I’m not sure why this connection hasn’t happened in my brain before, but it struck me that the view of IL in the post mentioned above is very much a skills based view, rather than a relational view, where we look at how people use information to learn. And it made me think, from a relational, experiential viewpoint, I can indeed see how transliteracy would be subsumed by IL. Through a relational lens, we consider information to be much more than textual content and we consider it to be experienced via multiple channels (including technological channels like social media).

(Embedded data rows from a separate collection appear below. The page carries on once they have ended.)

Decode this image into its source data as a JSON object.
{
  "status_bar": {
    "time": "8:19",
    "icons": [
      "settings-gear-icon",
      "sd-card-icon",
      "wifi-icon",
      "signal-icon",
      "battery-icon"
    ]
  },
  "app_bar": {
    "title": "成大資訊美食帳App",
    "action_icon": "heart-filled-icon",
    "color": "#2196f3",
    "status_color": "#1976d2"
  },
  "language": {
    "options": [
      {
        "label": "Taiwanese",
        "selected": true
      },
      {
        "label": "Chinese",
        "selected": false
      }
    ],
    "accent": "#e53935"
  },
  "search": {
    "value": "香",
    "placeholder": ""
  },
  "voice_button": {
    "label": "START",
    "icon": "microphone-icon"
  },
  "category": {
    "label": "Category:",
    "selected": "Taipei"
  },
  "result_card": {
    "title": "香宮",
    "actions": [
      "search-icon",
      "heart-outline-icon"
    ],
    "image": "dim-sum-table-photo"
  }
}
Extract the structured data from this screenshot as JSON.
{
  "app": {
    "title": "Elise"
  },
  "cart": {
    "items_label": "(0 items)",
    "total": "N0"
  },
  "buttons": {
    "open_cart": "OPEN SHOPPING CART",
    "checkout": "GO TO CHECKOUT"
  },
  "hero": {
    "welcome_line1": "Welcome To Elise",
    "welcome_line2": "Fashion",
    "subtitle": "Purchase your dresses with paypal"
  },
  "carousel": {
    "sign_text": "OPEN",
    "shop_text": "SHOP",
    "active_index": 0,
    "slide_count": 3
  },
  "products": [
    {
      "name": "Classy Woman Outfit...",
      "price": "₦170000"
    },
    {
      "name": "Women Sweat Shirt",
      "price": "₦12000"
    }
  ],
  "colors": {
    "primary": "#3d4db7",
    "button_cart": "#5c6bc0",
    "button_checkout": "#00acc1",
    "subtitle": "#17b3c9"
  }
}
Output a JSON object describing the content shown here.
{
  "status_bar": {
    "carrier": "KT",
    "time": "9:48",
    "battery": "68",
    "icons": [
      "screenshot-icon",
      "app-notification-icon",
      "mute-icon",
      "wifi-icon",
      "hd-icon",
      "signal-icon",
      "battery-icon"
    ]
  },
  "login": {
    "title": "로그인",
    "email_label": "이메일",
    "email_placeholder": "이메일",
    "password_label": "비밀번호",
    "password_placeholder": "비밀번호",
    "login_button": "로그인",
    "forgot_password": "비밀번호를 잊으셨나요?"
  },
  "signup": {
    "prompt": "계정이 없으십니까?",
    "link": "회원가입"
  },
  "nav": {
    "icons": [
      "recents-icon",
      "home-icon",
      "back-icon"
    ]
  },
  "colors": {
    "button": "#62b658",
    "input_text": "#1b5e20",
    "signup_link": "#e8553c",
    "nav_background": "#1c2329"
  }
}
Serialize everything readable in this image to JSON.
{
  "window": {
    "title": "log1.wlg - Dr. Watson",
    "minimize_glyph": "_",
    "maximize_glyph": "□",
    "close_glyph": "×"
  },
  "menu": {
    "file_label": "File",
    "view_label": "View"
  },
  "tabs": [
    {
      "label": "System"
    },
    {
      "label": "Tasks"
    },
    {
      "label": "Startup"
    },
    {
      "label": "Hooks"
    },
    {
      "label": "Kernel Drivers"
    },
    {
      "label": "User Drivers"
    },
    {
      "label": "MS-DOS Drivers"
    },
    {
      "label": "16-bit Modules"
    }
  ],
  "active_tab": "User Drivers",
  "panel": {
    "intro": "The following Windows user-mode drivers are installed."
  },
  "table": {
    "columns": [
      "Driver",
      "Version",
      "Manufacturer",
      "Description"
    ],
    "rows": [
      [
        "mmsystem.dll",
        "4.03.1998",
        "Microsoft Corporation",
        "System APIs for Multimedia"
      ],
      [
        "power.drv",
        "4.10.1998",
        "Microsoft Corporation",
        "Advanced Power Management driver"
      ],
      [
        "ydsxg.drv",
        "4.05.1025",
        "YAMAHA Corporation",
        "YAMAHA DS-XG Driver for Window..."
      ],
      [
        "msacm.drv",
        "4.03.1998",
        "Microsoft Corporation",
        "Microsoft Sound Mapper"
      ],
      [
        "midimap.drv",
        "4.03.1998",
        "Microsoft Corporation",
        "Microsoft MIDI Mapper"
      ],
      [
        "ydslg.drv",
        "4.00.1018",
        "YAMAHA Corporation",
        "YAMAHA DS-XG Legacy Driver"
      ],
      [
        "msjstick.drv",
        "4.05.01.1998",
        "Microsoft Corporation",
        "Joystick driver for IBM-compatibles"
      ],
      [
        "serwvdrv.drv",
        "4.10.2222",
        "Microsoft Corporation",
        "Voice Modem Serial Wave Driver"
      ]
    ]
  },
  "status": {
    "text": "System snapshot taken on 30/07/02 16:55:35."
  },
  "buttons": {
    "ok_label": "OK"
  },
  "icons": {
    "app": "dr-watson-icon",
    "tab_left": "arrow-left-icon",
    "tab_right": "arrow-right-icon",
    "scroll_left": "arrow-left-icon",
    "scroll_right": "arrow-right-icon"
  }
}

Because I subscribe to an experiential view of IL, for me, transliteracy borders on being a redundant concept. Or perhaps more to the point, I wonder why practitioners in library and information science have looked outside our discipline for an explanation of this phenomenon (what others call transliteracy, but whatever you want to call it) when one already exists in our own literature. This phenomenon that some call transliteracy is (for me at least) encompassed by IL – maybe not as IL is discussed in practitioner discourse, where the focus is on skills for seeking and using information, but most certainly in the IL discourse that I position myself within, where we look at how people use information to learn, how people experience information.
There is an increasing interest in information studies research in how people experience information in social media. My PhD is just one example of a study concerned with this phenomenon. I’m excited about the research my colleagues have underway, looking at, for example, information experience in Twitter, and information experience in social media in a time of natural disaster. As publications begin to appear in this area, the discussion about how IL and transliteracy relate is bound to get a whole lot more interesting.